E sobre os sonhos e realizações do atual diretor artístico e regente da Orquestra Sinfônica de Heliópolis, o maestro Isaac Karabtchevsky? No início de 2011, Karabtchevsky recebeu o convite para dirigir essa orquestra, e o aceitou de pronto, ele que desde 2004 dirigira a Orquestra Petrobras Sinfônica, e em seu vasto e rico currículo já havia sido Diretor Artístico, dentre outras orquestras, da Orquestra Tonkünstler de Viena e também teve a mesma função na Orchestre National des Pays de la Loire (ONPL), na França, tendo sido condecorado, em 2007 com a comenda Chevalier des Artes et des Lettres.
Qual o sentido de aceitar tão de pronto o convite da Orquestra Sinfônica Heliópolis, e é o próprio maestro quem responde: o projeto do Instituto Baccarelli se constitui hoje para ele, como um dos maiores desafios que ele já recebeu nos últimos tempos, pois veio ao encontro de sua maior aspiração que é a de desenvolver, em comunidades brasileiras, a formação de orquestras jovens.
E foi com grande emoção que antes de iniciar a audição da Orquestra Sinfônica Heliópolis o maestro Karabtchevsky falou da grande experiência que ele estava vivendo à frente dessa orquestra, e do importante intercâmbio que fora firmado entre o Instituto Baccarelli e um dos maiores Conservatórios de Música de Israel, onde três jovens músicos da Orquestra estão estudando há um ano.
Victor Dragonetti fotografa São Paulo para abraçar a cidade e seus habitantes
O jovem fotógrafo Victor Dragonetti, o Drago, é um dos fundadores do SelvaSP (selvasp.com), que na definição do grupo são um bando de fotógrafos de rua que "compartilham a prática do ócio criativo" e que se dispõem a "sentir as ruas da maior cidade do hemisfério sul".
Esses jovens fotógrafos declaram-se antes de tudo, jovens de espírito, e têm a cidade de São Paulo como musa inspiradora e se dedicam a devolver a ela uma parte do que lhe tomam.
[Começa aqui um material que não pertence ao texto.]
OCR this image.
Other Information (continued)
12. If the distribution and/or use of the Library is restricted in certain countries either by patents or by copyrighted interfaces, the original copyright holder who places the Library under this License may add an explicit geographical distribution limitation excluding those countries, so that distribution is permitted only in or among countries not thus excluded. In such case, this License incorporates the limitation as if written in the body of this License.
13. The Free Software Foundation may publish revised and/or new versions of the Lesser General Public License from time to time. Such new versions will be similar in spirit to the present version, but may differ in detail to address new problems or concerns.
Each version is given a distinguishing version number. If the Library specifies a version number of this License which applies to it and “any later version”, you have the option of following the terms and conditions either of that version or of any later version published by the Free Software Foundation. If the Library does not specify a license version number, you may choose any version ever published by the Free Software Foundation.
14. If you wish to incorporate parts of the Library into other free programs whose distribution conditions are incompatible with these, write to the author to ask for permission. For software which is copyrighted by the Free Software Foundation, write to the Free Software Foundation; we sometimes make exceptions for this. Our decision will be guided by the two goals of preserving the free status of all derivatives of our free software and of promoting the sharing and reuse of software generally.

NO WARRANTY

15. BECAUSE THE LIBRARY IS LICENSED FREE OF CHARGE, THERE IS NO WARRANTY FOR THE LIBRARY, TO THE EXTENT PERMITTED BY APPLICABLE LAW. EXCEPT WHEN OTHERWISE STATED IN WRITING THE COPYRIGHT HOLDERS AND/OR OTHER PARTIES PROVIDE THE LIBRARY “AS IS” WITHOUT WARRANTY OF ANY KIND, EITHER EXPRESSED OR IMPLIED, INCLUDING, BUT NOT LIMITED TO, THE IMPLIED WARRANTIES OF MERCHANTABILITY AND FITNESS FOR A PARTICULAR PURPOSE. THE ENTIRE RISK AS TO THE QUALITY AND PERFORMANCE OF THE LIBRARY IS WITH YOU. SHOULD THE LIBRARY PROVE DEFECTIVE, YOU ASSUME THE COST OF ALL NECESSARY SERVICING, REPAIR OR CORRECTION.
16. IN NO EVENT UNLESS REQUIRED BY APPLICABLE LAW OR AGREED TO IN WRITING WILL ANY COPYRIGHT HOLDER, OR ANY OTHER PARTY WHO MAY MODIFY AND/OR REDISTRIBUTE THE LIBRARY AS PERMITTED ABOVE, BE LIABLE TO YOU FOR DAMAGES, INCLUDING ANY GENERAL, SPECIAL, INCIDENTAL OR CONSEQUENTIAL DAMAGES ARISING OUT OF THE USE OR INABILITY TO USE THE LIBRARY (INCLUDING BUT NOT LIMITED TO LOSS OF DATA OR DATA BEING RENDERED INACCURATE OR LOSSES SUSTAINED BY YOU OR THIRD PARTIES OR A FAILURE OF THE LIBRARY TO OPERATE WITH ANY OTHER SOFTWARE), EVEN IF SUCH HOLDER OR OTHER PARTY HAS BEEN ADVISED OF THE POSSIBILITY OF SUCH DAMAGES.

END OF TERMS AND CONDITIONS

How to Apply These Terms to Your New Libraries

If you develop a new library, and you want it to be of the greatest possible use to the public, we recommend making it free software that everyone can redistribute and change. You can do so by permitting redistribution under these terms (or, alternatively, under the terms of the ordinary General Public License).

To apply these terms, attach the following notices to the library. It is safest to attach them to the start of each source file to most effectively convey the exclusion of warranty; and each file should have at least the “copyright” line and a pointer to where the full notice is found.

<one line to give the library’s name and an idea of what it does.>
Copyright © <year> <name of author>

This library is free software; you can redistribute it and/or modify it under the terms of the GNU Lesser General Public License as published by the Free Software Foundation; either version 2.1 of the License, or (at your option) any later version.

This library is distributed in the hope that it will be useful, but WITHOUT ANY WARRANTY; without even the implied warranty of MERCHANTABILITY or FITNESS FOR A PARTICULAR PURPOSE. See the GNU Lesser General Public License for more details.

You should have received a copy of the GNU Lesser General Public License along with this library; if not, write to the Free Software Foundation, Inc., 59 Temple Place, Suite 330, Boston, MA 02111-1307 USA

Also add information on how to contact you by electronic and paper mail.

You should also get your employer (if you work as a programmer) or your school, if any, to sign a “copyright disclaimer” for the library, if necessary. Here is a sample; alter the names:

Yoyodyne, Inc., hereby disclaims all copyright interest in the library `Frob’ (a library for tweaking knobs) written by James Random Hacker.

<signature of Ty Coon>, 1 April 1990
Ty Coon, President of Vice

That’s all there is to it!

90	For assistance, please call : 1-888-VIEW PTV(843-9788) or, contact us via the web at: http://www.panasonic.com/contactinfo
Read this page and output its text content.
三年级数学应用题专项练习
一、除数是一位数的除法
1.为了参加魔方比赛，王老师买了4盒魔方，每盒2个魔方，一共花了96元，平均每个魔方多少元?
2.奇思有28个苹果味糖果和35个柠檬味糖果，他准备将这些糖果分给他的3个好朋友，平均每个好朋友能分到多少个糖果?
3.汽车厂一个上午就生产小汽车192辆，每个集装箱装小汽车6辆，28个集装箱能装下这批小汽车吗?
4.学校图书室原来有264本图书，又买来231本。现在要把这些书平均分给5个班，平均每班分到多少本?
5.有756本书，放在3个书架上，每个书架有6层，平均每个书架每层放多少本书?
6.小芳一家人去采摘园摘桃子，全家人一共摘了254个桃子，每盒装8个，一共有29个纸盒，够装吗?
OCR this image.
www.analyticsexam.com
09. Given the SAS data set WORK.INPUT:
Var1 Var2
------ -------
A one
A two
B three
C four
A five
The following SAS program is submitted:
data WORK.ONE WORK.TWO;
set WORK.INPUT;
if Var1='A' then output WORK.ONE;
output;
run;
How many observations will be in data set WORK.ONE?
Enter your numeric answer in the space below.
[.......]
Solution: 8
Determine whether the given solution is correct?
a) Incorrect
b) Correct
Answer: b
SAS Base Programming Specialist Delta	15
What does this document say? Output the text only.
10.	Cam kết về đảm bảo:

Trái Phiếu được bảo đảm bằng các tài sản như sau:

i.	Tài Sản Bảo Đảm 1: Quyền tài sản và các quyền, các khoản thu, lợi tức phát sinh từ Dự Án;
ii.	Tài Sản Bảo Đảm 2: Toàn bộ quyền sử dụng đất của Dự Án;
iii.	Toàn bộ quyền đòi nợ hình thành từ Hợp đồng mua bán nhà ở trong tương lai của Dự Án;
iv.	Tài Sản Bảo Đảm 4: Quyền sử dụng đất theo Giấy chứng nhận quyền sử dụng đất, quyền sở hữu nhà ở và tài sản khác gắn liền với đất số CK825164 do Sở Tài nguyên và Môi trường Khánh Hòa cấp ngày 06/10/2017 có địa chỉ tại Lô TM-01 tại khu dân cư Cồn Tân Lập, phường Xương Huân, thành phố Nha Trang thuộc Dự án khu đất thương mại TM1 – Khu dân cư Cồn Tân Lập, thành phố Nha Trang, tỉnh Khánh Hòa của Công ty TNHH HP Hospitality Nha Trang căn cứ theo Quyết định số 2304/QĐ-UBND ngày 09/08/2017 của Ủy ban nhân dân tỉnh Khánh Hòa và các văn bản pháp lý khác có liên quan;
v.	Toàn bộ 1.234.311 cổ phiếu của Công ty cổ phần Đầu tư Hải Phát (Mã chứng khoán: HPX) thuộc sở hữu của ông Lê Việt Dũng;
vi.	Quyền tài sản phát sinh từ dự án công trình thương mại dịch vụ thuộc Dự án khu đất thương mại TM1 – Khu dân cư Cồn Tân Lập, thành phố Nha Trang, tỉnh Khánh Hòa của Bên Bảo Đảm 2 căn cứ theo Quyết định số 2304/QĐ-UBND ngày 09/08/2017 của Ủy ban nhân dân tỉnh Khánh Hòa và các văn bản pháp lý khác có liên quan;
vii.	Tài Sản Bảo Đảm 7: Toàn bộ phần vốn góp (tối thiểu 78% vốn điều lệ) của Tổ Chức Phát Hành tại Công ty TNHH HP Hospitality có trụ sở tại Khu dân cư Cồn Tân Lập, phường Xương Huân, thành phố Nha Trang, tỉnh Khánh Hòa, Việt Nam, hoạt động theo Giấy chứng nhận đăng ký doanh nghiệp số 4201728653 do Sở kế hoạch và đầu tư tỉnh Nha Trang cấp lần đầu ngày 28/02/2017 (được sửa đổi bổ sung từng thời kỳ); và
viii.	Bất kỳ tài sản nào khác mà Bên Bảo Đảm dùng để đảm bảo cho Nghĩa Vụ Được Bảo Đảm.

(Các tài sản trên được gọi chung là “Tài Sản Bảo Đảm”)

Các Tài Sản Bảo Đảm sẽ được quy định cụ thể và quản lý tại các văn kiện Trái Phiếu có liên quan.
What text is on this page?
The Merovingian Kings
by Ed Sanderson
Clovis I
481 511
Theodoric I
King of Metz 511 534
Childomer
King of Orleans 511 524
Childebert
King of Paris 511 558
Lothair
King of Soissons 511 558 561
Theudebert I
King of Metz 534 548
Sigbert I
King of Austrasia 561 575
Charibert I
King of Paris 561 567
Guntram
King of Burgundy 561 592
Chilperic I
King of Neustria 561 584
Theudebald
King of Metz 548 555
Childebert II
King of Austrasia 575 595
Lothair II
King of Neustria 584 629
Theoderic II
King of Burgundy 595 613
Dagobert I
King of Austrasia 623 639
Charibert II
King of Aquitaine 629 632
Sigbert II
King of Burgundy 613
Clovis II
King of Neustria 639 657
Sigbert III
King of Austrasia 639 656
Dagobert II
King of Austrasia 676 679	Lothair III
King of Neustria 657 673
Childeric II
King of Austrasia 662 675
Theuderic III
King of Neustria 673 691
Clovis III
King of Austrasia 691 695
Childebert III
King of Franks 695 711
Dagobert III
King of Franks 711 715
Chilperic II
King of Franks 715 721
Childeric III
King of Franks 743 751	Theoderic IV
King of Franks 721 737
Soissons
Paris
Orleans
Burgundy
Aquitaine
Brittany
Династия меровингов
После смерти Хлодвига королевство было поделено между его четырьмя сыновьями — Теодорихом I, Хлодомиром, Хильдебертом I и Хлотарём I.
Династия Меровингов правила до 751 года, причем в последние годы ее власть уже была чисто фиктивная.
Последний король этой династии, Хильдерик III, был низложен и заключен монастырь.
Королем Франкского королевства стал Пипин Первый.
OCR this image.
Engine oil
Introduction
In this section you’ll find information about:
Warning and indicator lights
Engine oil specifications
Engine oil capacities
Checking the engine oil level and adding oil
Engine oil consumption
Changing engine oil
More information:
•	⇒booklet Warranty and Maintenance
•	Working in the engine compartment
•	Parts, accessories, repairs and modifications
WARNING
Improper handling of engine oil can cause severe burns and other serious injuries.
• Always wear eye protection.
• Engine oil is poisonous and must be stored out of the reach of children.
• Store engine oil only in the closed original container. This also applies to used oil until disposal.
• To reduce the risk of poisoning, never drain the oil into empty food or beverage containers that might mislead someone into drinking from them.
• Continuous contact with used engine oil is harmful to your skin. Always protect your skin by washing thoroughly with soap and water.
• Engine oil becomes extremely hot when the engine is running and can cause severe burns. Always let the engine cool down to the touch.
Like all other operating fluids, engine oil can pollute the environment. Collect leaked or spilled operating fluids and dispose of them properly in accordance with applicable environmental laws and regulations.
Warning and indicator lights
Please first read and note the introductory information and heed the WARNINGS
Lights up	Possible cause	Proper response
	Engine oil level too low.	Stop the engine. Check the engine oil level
As imagens produzidas são exibidas e distribuídas em forma de zines, são coladas em lambe-lambe e penduradas em varais nas ruas da cidade.
Se autodefinindo, o Drago se apresentou assim, em entrevista dada ao jornalista Christian Carvalho Cruz, publicada no referido jornal paulistano no domingo de três de novembro de 2013: fotógrafo independente, irreverente, desapegado, duro, cheio de dúvidas existenciais e que trabalha com lentes antigas, sem foco automático. E foi assim que a fotografia entrou em sua vida; ele tinha 14 anos, era um mau aluno, que já passara por nove escolas distintas e não tinha interesse em quase nada, até que um dia achou uma câmera Zenit no quarto da mãe, olhou através do visor da câmera e ali "um mundo mágico se abriu" para ele.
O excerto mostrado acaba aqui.